Partie I - Généralités   Introduction   Mondes souterrains   

Que les nonagones soient liés aux mondes souterrains, on peut le supposer avec les lieux particuliers se trouvant sur les tracés tels Ervy dans l’Aube - patrie de Belgrand l’ingénieur des égouts et de l’adduction d’eau de Paris - Uzel, dans les Côtes-du-Nord – patrie de Bienvenüe, ingénieur du métro parisien -, divers sanctuaires dédiés aux Vierges Noires, qui affectionnent les cryptes, des grottes préhistoriques.

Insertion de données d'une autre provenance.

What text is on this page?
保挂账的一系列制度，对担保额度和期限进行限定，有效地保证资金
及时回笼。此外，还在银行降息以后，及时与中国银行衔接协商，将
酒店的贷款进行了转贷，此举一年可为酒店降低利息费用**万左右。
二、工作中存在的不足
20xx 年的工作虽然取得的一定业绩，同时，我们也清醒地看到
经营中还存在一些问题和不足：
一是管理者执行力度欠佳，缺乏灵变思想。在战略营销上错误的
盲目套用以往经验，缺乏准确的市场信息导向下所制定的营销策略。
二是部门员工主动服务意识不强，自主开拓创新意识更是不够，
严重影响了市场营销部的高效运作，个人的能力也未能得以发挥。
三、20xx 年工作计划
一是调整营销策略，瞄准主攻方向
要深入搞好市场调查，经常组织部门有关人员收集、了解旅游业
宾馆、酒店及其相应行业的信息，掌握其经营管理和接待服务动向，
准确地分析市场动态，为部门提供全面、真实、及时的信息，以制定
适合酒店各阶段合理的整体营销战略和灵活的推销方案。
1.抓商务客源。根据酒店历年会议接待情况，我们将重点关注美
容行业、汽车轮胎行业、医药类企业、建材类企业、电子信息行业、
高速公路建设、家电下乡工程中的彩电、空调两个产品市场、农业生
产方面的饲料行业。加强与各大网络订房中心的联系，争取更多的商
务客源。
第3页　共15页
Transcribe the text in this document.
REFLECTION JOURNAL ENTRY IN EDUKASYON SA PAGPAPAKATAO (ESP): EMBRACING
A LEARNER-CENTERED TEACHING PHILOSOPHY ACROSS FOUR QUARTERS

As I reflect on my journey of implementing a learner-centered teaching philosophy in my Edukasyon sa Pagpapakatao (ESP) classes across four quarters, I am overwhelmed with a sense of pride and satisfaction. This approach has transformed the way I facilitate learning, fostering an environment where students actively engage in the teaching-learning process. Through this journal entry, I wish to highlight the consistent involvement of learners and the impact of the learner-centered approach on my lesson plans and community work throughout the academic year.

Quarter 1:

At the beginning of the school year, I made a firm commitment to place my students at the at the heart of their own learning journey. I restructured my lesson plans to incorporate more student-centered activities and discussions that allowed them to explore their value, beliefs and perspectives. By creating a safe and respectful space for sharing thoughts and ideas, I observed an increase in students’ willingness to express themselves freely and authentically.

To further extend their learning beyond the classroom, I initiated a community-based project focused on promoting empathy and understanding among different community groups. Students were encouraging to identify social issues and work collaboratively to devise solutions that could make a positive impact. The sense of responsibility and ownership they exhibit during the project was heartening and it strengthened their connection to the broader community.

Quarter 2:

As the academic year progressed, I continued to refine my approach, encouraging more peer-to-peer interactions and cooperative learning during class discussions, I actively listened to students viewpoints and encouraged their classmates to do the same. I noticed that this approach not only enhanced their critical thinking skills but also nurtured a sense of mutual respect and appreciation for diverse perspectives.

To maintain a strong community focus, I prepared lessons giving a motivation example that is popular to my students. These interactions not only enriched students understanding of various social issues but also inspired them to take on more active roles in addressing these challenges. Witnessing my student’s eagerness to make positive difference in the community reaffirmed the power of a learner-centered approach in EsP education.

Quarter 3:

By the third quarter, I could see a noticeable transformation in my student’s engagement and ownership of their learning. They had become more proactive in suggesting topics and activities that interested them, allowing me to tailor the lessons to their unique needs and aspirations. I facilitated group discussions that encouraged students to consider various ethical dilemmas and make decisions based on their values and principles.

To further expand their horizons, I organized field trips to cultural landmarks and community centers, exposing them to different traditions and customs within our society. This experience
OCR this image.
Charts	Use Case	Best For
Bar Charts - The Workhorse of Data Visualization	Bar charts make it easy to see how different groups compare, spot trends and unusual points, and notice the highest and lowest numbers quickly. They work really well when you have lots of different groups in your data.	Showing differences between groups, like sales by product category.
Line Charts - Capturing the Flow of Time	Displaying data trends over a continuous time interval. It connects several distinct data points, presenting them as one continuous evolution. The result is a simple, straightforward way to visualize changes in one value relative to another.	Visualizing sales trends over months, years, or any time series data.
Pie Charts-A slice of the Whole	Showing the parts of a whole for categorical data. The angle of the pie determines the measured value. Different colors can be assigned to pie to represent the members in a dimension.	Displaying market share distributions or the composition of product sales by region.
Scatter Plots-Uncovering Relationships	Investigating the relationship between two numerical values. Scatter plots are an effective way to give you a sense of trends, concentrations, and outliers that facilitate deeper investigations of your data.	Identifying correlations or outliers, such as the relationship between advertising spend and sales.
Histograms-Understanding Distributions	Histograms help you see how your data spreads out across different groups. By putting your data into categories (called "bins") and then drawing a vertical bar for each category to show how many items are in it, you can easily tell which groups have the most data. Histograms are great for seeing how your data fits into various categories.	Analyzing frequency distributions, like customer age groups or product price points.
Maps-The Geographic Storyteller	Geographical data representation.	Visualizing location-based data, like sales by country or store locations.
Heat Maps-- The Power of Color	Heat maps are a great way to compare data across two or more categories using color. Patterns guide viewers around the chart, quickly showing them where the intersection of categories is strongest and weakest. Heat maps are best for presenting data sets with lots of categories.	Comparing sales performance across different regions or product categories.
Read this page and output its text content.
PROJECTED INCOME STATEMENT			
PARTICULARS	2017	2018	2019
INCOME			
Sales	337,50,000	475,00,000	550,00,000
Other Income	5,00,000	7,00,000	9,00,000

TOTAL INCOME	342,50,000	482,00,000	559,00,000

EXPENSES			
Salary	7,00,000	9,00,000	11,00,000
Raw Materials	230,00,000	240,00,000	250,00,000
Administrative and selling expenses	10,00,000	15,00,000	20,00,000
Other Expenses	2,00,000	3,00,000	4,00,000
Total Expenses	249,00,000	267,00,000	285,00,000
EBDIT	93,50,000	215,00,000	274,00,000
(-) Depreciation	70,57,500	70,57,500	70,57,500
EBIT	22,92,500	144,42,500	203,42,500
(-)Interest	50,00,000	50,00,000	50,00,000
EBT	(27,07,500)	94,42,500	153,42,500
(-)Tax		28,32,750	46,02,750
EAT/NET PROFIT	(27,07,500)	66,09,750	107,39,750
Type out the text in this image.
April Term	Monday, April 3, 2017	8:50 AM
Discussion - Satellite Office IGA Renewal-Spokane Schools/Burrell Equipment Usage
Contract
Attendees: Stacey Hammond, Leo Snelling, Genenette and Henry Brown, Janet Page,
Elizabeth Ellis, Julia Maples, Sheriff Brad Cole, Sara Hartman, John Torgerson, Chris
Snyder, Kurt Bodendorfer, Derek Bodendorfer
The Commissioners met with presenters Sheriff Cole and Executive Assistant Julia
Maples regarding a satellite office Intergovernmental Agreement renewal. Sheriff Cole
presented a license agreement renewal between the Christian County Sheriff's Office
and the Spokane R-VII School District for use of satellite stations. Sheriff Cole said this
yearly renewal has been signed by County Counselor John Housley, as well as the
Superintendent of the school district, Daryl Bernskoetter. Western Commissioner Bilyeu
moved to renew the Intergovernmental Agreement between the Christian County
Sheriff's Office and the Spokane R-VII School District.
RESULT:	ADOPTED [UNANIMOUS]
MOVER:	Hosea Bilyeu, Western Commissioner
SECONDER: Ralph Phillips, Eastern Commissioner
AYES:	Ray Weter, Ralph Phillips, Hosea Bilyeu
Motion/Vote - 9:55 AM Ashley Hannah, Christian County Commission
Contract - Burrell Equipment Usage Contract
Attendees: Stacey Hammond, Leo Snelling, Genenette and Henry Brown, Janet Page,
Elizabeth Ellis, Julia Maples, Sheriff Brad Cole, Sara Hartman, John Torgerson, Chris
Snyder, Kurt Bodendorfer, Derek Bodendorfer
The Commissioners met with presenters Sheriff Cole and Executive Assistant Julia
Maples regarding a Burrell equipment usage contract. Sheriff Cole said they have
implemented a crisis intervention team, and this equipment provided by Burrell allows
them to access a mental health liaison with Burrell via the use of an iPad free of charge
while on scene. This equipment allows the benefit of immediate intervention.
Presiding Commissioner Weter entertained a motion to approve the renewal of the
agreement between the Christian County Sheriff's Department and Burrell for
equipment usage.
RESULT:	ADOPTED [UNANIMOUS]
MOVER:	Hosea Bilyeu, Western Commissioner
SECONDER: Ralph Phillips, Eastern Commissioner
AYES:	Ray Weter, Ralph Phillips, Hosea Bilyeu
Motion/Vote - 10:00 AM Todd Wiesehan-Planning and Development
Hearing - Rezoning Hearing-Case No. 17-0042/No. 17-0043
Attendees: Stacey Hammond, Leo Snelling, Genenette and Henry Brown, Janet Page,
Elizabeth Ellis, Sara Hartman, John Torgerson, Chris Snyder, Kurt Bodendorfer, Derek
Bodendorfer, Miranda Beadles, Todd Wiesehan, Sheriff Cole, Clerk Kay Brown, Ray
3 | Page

L’ancienneté de certains lieux, comme la grotte de la Mouthe (Les Eyzies-de-Tayac), datant du magdalénien à une époque où le niveau de la mer était à –120 mètres par rapport à celui d’aujourd’hui permettrait probablement de mettre les sommets des nonagones qui sont en pleine mer à pied sec. Aujourd’hui, seuls 7 sommets du grand nonagone sont terrestres, 6 du petit nonagone.

Les mondes souterrains, dont les égouts et le métro sont des exemples contemporains et bien réels, sont à la fois séjour des morts, l’Hadès, et lieu de germination qui renferme aussi les richesses minières. Rabelais écrivit dans Pantagruel : « portez tesmoignage que sous terre sont les grands trésors, les choses admirables ». « Car c’est le « Soubterrain Dominateur », le « mussé », le « caché », qui est le maître et le dispensateur des vraies richesses [1]» que Rabelais place dans la terre. Ferdinand Ossendowski et René Guénon firent connaître l’Agarttha qui est aussi un centre souterrain, dépositaire de la Tradition Primordiale, mais qui ne fut pas toujours caché. Dans Le Livre du mystérieux inconnu de Robert Charroux on peut lire que « chez les anciens Perses, il est dit dans un fagard du Chah-Nameh (Le Livre des Rois) que Jam ou Yima, fils de Tahmouras, le Maître du Monde, vit toujours dans une forteresse souterraine, le vara. Le dieu Ahura, prévoyant le cataclysme du déluge, avait donné des ordres précis à Yima pour construire ce sanctuaire abri : « Fais un vara long d’une course de cheval, de largeur et de longueur égales. Porte des représentants de chaque espèce, de petit et de gros bétail, des hommes, des chiens, des oiseaux, des bœufs et des moutons… Dans la partie supérieure tu traceras 9 avenues, dans la moyenne, 6 et dans l’inférieure, 3 » ». Où l’on retrouve le chiffre 9 dans une sorte d’arche de Noé.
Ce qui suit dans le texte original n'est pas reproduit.